Meine Satelliten Lautsprecher haben seit jeher das Problem, dass die mit ihrer 200Hz Trennfrequenz eher schwierig mit einem Subwoofer zu verheiraten sind. Die Cabasse Baltic mit TC21 Treiber wurden seinerzeit mit einem 12" Bandpass vom Hersteller verkauft/angeboten. Da der "Vulcan" Bandpass mit seinem geringen Klirrfaktor wenig Stress mit der hohen Trennfrequenz und der Ortung hatte, passte das alles auch halbwegs....maskierte aber durch die Phasenungenauigkeiten den Mitteltonbereich. Aus diesen Gründen hatte ich den Vulcan gegen einen geschlossenen 300-500er Santorin getauscht. Der 12" Santorin war zwar eindeutiger zu orten, sorgte allerdings für eine präzisere Wiedergabe der Satelliten. Eine Idee für eine günstigere Ortung des Subs war, diesen in Hörplatznähe zu positionieren (die Überlegung dahinter: je kürzer der Vektor, desto ungenauer die Winkelbestimmung). Dies funktionierte erstaunlicherweise gut, allerdings ist die hörplatznahe Aufstellposition des Subwoofers relativ modenschwach, da die Raumlängen der Position etwas über 40% betragen. Der Santorin musste weit aufgedreht werden und hatte nicht die notwendige Leistung, einer Modenreduzierten Raumposition gerecht zu werden bzw neigte zu Verzerrungen. Ein weiteren Grund zum Eigenbausubwoofer lieferte der interne DSP des Santorin. Dieser ist eher langsam, sodass er den Bass akustisch einige Meter hinter die Satelliten setzt.
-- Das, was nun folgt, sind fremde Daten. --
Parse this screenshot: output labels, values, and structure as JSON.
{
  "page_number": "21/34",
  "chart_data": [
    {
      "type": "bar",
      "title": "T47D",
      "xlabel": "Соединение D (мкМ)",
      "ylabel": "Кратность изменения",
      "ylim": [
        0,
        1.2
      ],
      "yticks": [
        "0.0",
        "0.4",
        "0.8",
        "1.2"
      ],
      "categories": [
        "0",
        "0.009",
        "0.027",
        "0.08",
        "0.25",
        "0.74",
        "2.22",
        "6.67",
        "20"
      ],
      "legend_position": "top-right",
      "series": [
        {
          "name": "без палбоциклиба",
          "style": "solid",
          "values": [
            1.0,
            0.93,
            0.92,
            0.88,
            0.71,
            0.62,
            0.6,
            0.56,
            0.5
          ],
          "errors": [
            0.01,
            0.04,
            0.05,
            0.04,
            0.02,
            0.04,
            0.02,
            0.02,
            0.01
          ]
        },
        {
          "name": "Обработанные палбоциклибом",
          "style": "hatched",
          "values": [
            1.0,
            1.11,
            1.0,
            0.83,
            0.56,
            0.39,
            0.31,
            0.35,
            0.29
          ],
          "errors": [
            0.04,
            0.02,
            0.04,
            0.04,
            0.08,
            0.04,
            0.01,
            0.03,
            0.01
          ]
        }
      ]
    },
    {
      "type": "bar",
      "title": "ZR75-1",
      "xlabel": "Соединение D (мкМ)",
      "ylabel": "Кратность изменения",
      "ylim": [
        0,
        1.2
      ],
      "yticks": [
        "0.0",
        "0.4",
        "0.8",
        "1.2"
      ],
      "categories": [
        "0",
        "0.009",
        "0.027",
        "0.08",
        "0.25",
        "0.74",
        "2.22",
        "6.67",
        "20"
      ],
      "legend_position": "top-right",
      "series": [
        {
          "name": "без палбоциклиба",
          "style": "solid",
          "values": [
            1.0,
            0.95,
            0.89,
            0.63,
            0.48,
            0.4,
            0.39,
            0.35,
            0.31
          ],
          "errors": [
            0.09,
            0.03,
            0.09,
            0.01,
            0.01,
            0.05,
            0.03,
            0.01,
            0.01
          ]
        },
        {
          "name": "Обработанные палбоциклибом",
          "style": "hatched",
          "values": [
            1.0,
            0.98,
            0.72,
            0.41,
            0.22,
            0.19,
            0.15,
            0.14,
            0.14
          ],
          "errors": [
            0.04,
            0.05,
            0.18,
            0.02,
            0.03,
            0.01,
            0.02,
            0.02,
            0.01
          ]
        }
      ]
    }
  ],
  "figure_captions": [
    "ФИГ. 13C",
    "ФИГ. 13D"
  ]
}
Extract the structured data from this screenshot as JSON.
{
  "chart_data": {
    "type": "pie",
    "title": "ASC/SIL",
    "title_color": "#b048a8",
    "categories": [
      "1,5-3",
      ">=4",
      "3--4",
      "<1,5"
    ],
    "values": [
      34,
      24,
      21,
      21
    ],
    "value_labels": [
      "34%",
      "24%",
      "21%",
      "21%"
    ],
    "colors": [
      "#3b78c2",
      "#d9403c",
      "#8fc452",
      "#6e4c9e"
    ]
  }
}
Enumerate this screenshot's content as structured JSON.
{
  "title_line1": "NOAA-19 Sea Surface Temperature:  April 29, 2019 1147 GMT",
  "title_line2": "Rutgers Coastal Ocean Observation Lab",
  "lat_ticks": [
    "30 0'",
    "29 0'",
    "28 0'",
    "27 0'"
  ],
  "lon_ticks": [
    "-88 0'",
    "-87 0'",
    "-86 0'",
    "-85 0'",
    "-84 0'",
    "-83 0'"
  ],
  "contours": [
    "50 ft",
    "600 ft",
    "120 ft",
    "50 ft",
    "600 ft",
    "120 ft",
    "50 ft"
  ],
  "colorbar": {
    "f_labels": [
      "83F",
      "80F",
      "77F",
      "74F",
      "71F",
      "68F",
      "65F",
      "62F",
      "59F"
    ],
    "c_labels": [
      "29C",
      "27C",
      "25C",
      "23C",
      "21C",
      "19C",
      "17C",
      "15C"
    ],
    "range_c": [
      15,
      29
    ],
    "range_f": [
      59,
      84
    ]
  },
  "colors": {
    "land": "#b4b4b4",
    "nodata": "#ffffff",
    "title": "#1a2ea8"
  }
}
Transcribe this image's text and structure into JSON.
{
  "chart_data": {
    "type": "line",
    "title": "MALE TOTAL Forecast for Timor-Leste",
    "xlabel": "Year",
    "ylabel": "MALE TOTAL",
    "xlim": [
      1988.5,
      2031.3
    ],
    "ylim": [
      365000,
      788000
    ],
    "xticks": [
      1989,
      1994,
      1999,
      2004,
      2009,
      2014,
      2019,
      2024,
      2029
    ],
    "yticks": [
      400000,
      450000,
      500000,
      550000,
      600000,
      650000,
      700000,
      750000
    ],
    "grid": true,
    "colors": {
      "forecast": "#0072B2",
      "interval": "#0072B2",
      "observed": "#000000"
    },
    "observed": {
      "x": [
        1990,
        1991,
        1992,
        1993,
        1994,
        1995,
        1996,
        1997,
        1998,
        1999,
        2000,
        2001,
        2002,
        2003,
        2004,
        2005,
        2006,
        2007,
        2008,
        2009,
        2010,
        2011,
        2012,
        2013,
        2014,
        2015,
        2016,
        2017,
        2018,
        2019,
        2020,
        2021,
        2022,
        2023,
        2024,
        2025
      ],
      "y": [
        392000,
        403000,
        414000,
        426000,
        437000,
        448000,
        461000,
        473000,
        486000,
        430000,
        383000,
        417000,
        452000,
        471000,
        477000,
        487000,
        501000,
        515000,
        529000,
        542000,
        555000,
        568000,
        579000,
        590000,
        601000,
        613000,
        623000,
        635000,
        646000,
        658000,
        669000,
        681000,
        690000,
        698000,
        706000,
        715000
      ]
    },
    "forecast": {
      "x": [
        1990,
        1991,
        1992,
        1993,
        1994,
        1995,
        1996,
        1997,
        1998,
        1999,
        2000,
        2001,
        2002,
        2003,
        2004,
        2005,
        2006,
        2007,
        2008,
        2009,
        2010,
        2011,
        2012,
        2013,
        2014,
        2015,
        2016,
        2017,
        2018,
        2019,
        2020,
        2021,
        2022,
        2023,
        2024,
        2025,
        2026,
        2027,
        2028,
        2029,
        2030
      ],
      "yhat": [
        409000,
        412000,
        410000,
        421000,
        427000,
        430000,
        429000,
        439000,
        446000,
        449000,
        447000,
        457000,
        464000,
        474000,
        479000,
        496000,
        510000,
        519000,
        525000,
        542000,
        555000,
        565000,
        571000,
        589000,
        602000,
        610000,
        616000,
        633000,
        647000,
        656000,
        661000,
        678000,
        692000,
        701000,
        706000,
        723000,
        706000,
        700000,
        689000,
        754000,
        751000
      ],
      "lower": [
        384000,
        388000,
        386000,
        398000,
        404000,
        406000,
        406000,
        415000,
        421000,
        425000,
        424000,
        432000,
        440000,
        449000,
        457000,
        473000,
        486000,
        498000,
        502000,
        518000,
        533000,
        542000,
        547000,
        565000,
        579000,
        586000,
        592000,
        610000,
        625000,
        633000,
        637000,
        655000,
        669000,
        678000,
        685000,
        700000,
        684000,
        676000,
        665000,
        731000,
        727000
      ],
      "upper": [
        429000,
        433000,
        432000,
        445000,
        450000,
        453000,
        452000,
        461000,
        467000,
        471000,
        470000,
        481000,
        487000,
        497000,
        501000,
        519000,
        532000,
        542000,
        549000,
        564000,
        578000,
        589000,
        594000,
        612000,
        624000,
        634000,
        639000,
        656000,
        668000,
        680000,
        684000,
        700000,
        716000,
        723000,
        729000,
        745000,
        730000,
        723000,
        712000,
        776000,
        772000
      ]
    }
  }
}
Zusammenfassend musste der Neubau demnach in Hörplatznähe mit geringer Modenunterstützung spielen. Da die vorhergehenden Subwoofer mit 12" Bässen und bis zu 500W Sinus Verstärker-Leistung nicht in der Lage waren die Aufgabe zu bewerkstelligen, wurde eine classA/B Endstufe mit 700Watt Sinus und ein 18" Focal Treiber organisiert. Als Gehäusematerial kamen zwei Eiche Bohlen mit 440cm Länge und 50cm Breite zum Einsatz. Vor der Bearbeitung wog die Holzmenge ca 170kg, nach der Bearbeitung wog das leere Subwoofergehäuse ca. 45kg. Man macht sich keine Vorstellung, wieviele Müll-Säcke an Staub und Späne ich weg tragen durfte. Die Bohlen wurden zuerst auf 40mm Dicke gehobelt, Nach dem die gehobelt waren, wurden die 4cm dicken Bretter zu Platten verleimt und auf einer kleinen selbstgebauten CNC Fräße zu einem 3cm Gehäuse verarbeitet. Die Schallwand und der Deckel des Subwoofers ist dabei 4cm dick geblieben. Das gesamte Gehäuse ist mit einem stark verdünnten einkomponenten PU Harz getränkt, welcher tief in das Holz eingedrungen ist. Nach dem PU Harz wurde das Gehäuse verschliffen und das Finish mit Hartwachsöl erstellt. Der PU Harz diente der Stabilisierung des Holzes und dichtet das Gehäuse ab. Erfahrung mit der Vorgehensweise konnte ich schon einmal bei einem Kugellautsprecher aus Buche machen, der mittlerweile viele Jahre hält und bei dem nichts gerissen ist. Die Füße des Tischsubs wurden mit einem 3D Gummi (TPU) Druck entkoppelt. Nach einigen Versuchen mit dem Füllgrad der 3D Druckteile, zeigte sich eine effektive Entkopplung des Subs vom Boden.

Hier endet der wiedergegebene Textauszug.